Wasserfallen Flavia · Nationalrat · 2020-09-15
Wasserfallen Flavia · Nationalrat · Bern · Sozialdemokratische Fraktion · 2020-09-15
Wortprotokoll
Ihre Kommission hat die Rahmenbedingungen für diese Verlängerung der Mutterschaftsentschädigung intensiv diskutiert. Aus dieser Diskussion ist ein Kompromiss entstanden, der einerseits dahin geht, dass die Mindestaufenthaltsdauer des Neugeborenen von den ursprünglich vorgesehenen drei auf zwei Wochen reduziert wurde. Der Entscheid für diese Reduktion auf zwei Wochen fiel einstimmig, und Ihren Voten konnten wir entnehmen, dass sie unbestritten ist. Andererseits wurde mit dieser Reduktion auch wieder eine Bestimmung aufgenommen, die ursprünglich in der Motion der SGK-S enthalten und selbstverständlich auch in der Umsetzung durch den Bundesrat vorgesehen war, nämlich dass die Frau - gemäss Artikel 16c Absatz 3 Buchstabe b - nachweisen muss, dass sie zum Zeitpunkt der Niederkunft beschlossen hatte, die Erwerbstätigkeit nach dem Mutterschaftsurlaub wieder aufzunehmen. Wie mein Vorredner gesagt hat, geht es hier um die Wahrnehmung und Priorisierung des Sinnes dieses Mutterschaftsurlaubes. Die Mehrheit der Kommission hat gesagt, es würde sich in erster Linie um eine Erwerbsausfallentschädigung handeln. Deshalb möchten wir diesen Nachweis wieder in die Vorlage aufnehmen.
In der Kommission haben wir uns ausserdem versichern lassen, dass dieser Nachweis unbürokratisch und einfach erfolgen soll; es geht nicht darum, die bereits schwer belastete Situation der Familie noch zusätzlich zu erschweren.

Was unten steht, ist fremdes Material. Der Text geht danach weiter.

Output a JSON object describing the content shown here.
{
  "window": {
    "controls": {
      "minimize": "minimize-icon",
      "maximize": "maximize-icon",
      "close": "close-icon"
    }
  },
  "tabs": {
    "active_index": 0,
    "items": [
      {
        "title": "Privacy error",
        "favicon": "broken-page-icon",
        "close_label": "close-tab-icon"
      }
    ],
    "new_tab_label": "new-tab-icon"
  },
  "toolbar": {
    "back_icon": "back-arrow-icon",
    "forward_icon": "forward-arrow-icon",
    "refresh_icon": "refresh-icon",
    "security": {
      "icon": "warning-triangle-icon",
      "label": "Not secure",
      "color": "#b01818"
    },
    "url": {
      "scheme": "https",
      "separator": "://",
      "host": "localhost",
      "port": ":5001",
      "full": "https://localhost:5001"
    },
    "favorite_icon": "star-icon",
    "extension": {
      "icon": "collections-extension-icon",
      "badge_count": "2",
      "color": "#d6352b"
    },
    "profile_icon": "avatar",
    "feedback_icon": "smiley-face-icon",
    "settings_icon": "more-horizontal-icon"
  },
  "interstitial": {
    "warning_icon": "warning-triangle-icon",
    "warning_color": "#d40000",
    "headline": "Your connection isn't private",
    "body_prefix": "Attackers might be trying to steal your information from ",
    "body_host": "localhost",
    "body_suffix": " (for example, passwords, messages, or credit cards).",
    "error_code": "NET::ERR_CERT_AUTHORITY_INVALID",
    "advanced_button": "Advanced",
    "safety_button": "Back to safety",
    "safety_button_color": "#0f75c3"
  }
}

Ein ungekündigtes Arbeitsverhältnis ist hier schon genügend. Selbstverständlich kann diese Verlängerung des Mutterschaftsurlaubes auch von arbeitslosen oder arbeitsunfähigen Frauen geltend gemacht werden. Es ist nicht so, dass man in [PAGE 1515] jedem Fall über einen Arbeitsvertrag verfügen muss. Es war der Mehrheit der Kommission wichtig - der Entscheid fiel mit genau 18 zu 5 Stimmen bei 2 Enthaltungen -, diese Bestimmung an dieser Stelle wieder aufzunehmen, so wie es auch der Bundesrat ursprünglich vorgeschlagen hatte.
Wir empfehlen Ihnen, die Minderheit Porchet abzulehnen. Am Schluss wurde die Vorlage in der Gesamtabstimmung mit 19 zu 6 Stimmen angenommen.